In January 2007, Smith launched its second webcomic, a true story of Hurricane Katrina called A.D.: New Orleans After the Deluge. New chapters appeared monthly on Smith through the summer of 2008. A.D. received coverage in the New Orleans Times-Picayune, the Los Angeles Times, the Atlanta Journal-Constitution, the Toronto Star, Rolling Stone, AlterNet, Boing Boing, Wired.com, the USA Today blog "Pop Candy," and NPR, as well as hundreds of blogs. A four-color hardcover book edition of A.D. is forthcoming from Pantheon Books in August 2009.
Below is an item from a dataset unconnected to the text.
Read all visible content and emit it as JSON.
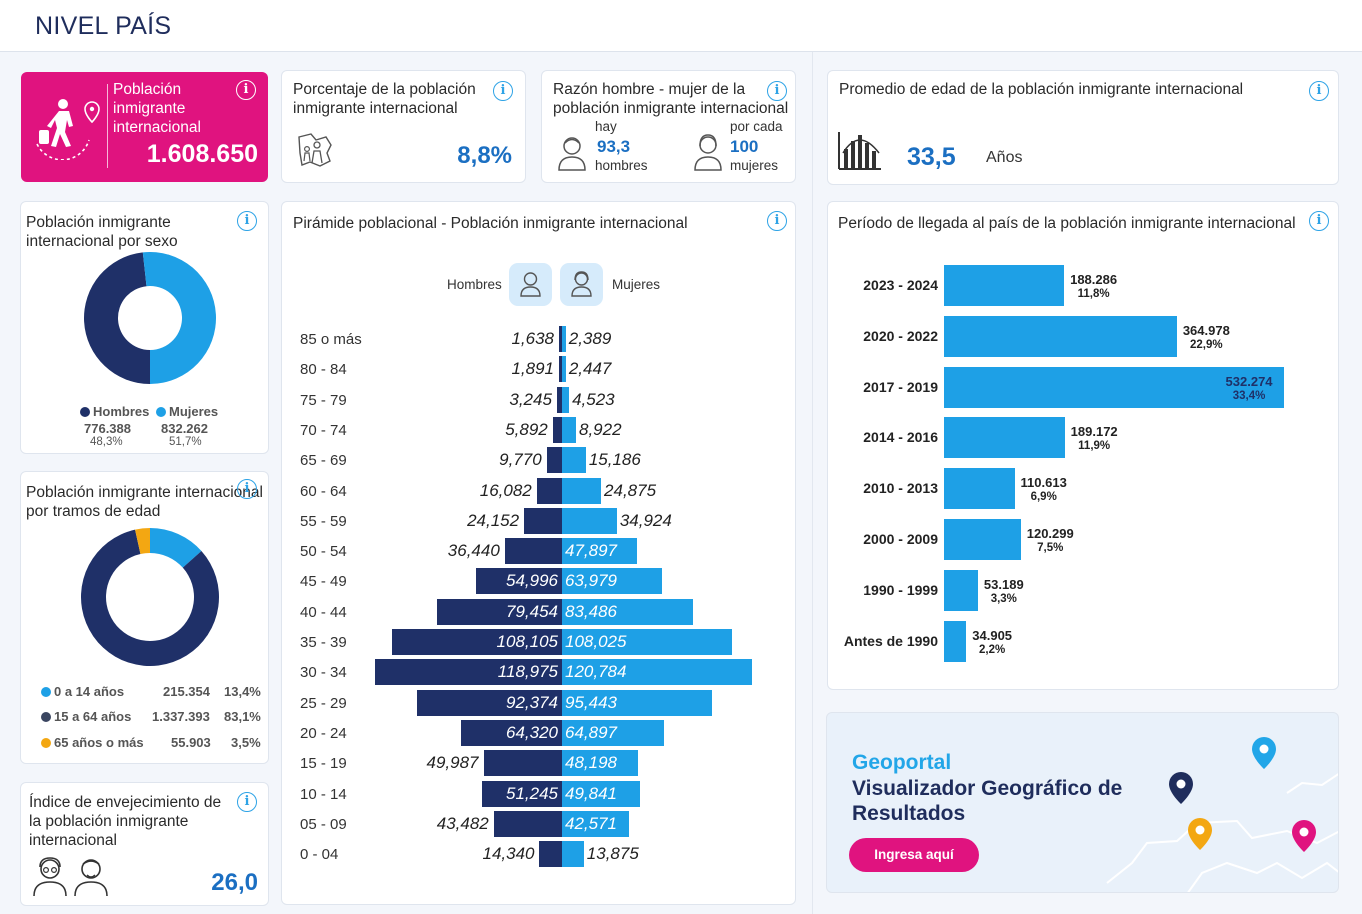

In February 2008, Harper Perennial published the New York Times bestseller Not Quite What I Was Planning: Six-Word Memoirs By Writers Famous and Obscure, which came from a six-word memoir contest held on Smith (and co-sponsored by Twitter) in 2007. Not Quite What I Was Planning collects almost 1,000 six-word memoirs, including pieces from celebrities like Stephen Colbert, Jane Goodall, Dave Eggers, and more. Vanity Fair magazine wrote that Not Quite What I Was Planning "will thrill minimalists and inspire maximalists," while Publishers Weekly said it made for "compulsive reading and prove arguably as insightful as any 300+-page biography."